Towning’s caution concerning European property is a departure from an aggressive plan of expansion into European real assets announced earlier this year by the fund. In February, Damian Moloney, AustralianSuper’s head of international investments, said the fund would increase its European property allocation as part of a £15.4 billion ($24.3 billion) of new investment into European property, infrastructure, and direct private credit.
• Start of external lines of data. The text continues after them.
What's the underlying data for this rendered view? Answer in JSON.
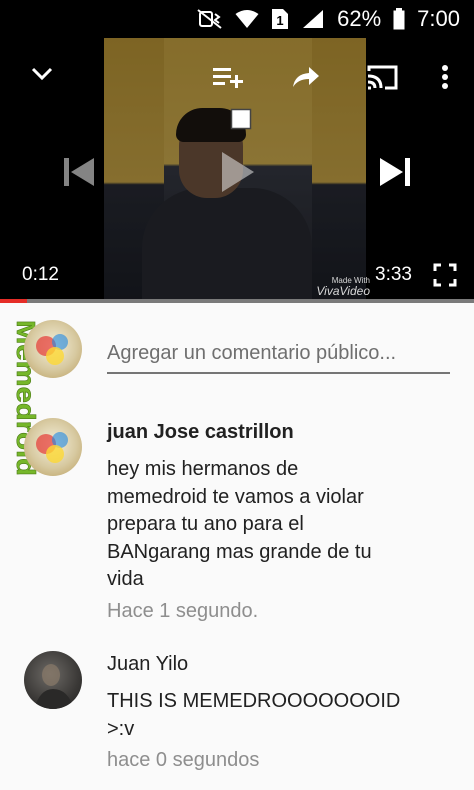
{
  "status_bar": {
    "battery_percent": "62%",
    "clock": "7:00",
    "sim_number": "1",
    "icons": [
      "mute-vibrate-icon",
      "wifi-icon",
      "sim-icon",
      "signal-icon",
      "battery-icon"
    ]
  },
  "player": {
    "icons": [
      "minimize-chevron-icon",
      "add-to-playlist-icon",
      "share-icon",
      "cast-icon",
      "more-vert-icon",
      "stop-icon",
      "previous-icon",
      "play-icon",
      "next-icon",
      "fullscreen-icon"
    ],
    "elapsed": "0:12",
    "duration": "3:33",
    "watermark_line1": "Made With",
    "watermark_line2": "VivaVideo",
    "progress_fraction": 0.056,
    "progress_color": "#e52d27"
  },
  "sidebar": {
    "logo_text": "Memedroid",
    "logo_color": "#76b72a"
  },
  "comment_box": {
    "placeholder": "Agregar un comentario público..."
  },
  "comments": [
    {
      "author": "juan Jose castrillon",
      "text_lines": [
        "hey mis hermanos de",
        "memedroid te vamos a violar",
        "prepara tu ano para el",
        "BANgarang mas grande de tu",
        "vida"
      ],
      "time": "Hace 1 segundo."
    },
    {
      "author": "Juan Yilo",
      "text_lines": [
        "THIS IS MEMEDROOOOOOOID",
        ">:v"
      ],
      "time": "hace 0 segundos"
    }
  ]
}
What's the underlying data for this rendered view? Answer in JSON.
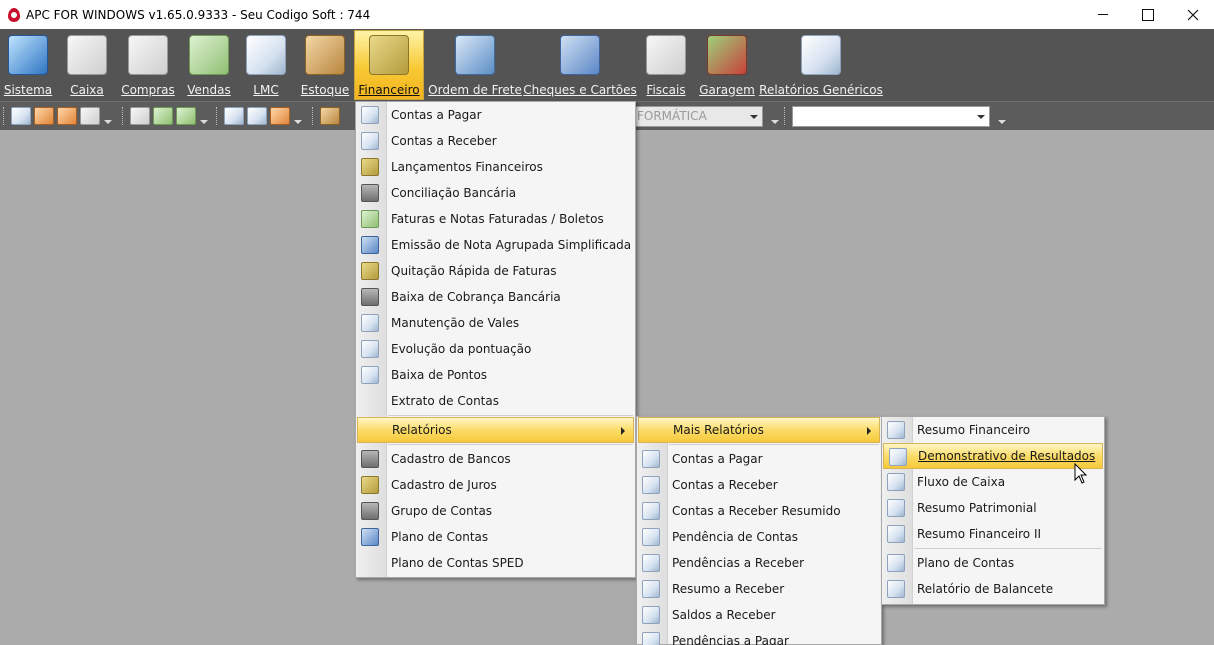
{
  "window": {
    "title": "APC FOR WINDOWS v1.65.0.9333 - Seu Codigo Soft : 744"
  },
  "toolbar": {
    "items": [
      {
        "label": "Sistema",
        "icon": "monitor-icon"
      },
      {
        "label": "Caixa",
        "icon": "cash-register-icon"
      },
      {
        "label": "Compras",
        "icon": "calculator-icon"
      },
      {
        "label": "Vendas",
        "icon": "spreadsheet-icon"
      },
      {
        "label": "LMC",
        "icon": "document-icon"
      },
      {
        "label": "Estoque",
        "icon": "box-icon"
      },
      {
        "label": "Financeiro",
        "icon": "money-icon",
        "active": true
      },
      {
        "label": "Ordem de Frete",
        "icon": "truck-icon"
      },
      {
        "label": "Cheques e Cartões",
        "icon": "cards-icon"
      },
      {
        "label": "Fiscais",
        "icon": "fiscal-icon"
      },
      {
        "label": "Garagem",
        "icon": "cars-icon"
      },
      {
        "label": "Relatórios Genéricos",
        "icon": "report-icon"
      }
    ]
  },
  "toolbar2": {
    "combo1_value": "FORMÁTICA",
    "combo2_value": ""
  },
  "menu_financeiro": {
    "items": [
      {
        "label": "Contas a Pagar"
      },
      {
        "label": "Contas a Receber"
      },
      {
        "label": "Lançamentos Financeiros"
      },
      {
        "label": "Conciliação Bancária"
      },
      {
        "label": "Faturas e Notas Faturadas / Boletos"
      },
      {
        "label": "Emissão de Nota Agrupada Simplificada"
      },
      {
        "label": "Quitação Rápida de Faturas"
      },
      {
        "label": "Baixa de Cobrança Bancária"
      },
      {
        "label": "Manutenção de Vales"
      },
      {
        "label": "Evolução da pontuação"
      },
      {
        "label": "Baixa de Pontos"
      },
      {
        "label": "Extrato de Contas"
      },
      {
        "label": "Relatórios"
      },
      {
        "label": "Cadastro de Bancos"
      },
      {
        "label": "Cadastro de Juros"
      },
      {
        "label": "Grupo de Contas"
      },
      {
        "label": "Plano de Contas"
      },
      {
        "label": "Plano de Contas SPED"
      }
    ]
  },
  "menu_relatorios": {
    "items": [
      {
        "label": "Mais Relatórios"
      },
      {
        "label": "Contas a Pagar"
      },
      {
        "label": "Contas a Receber"
      },
      {
        "label": "Contas a Receber Resumido"
      },
      {
        "label": "Pendência de Contas"
      },
      {
        "label": "Pendências a Receber"
      },
      {
        "label": "Resumo a Receber"
      },
      {
        "label": "Saldos a Receber"
      },
      {
        "label": "Pendências a Pagar"
      }
    ]
  },
  "menu_mais_relatorios": {
    "items": [
      {
        "label": "Resumo Financeiro"
      },
      {
        "label": "Demonstrativo de Resultados"
      },
      {
        "label": "Fluxo de Caixa"
      },
      {
        "label": "Resumo Patrimonial"
      },
      {
        "label": "Resumo Financeiro II"
      },
      {
        "label": "Plano de Contas"
      },
      {
        "label": "Relatório de Balancete"
      }
    ]
  },
  "colors": {
    "toolbar_bg": "#545454",
    "desktop_bg": "#ababab",
    "highlight": "#fbdc6a",
    "active_tab": "#f7c933"
  }
}
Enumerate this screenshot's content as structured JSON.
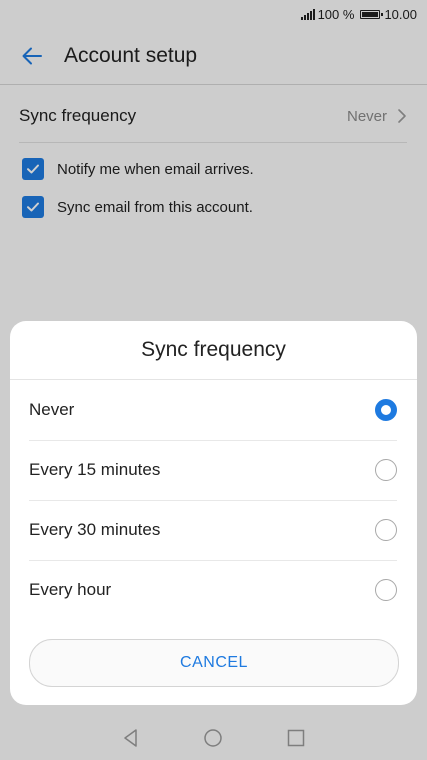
{
  "status_bar": {
    "battery_text": "100 %",
    "time": "10.00"
  },
  "app_bar": {
    "title": "Account setup",
    "back_icon": "arrow-left-icon"
  },
  "settings": {
    "sync_frequency": {
      "label": "Sync frequency",
      "value": "Never"
    },
    "checkboxes": [
      {
        "label": "Notify me when email arrives.",
        "checked": true
      },
      {
        "label": "Sync email from this account.",
        "checked": true
      }
    ]
  },
  "dialog": {
    "title": "Sync frequency",
    "options": [
      {
        "label": "Never",
        "selected": true
      },
      {
        "label": "Every 15 minutes",
        "selected": false
      },
      {
        "label": "Every 30 minutes",
        "selected": false
      },
      {
        "label": "Every hour",
        "selected": false
      }
    ],
    "cancel_label": "CANCEL"
  },
  "colors": {
    "accent": "#1e7ae0"
  }
}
A further £8 billion would go to these sectors in the UK by 2026.

To support the expansion, Moloney said the fund planned to double the headcount in its London office from 50 to 100. In May, Towning told AsianInvestor that AustralianSuper planned to make its first property investment in continental Europe within months and would begin investing in Asia properties within five years.

“[European investments will come] definitely within in a year into multiple assets and sectors, probably with a number of different [investment] partners,” he said at the time, adding that the fund’s initial focus would be on leading Western European cities including Paris, Frankfurt, Berlin, Madrid, although the fund would consider looking further to Europe’s east, too.   

ALSO READ: AustralianSuper to invest in Asian property

Towning said AustralianSuper’s current caution reflected the immediate investment outlook rather than any pressure the fund felt to rebalance its asset mix.

NO SELLING PRESSURE

“We have the benefit of being in a growing fund with strong net cashflows,” said Towning. “This tends to mean that allocation changes that arise from changing valuations in other assets classes don't necessarily create pressure to sell.”

In many cases, smaller Australian super funds as well as other pension and institutional funds across Asia are facing pressure to sell property and other real assets in order to rebalance portfolios, following steep declines in the value of equity and fixed income assets in 2022.

“If equity or bonds are down is down 20 per cent and real assets are flat or up, they will be well above their strategic allocation,” said Hobbs of bfinance.

“The bigger and longer-term investors can withstand that, but among those [whose asset mix] is more highly regulated or have nearer term liabilities, some investors are having to redeem because they are over-allocated,” he added.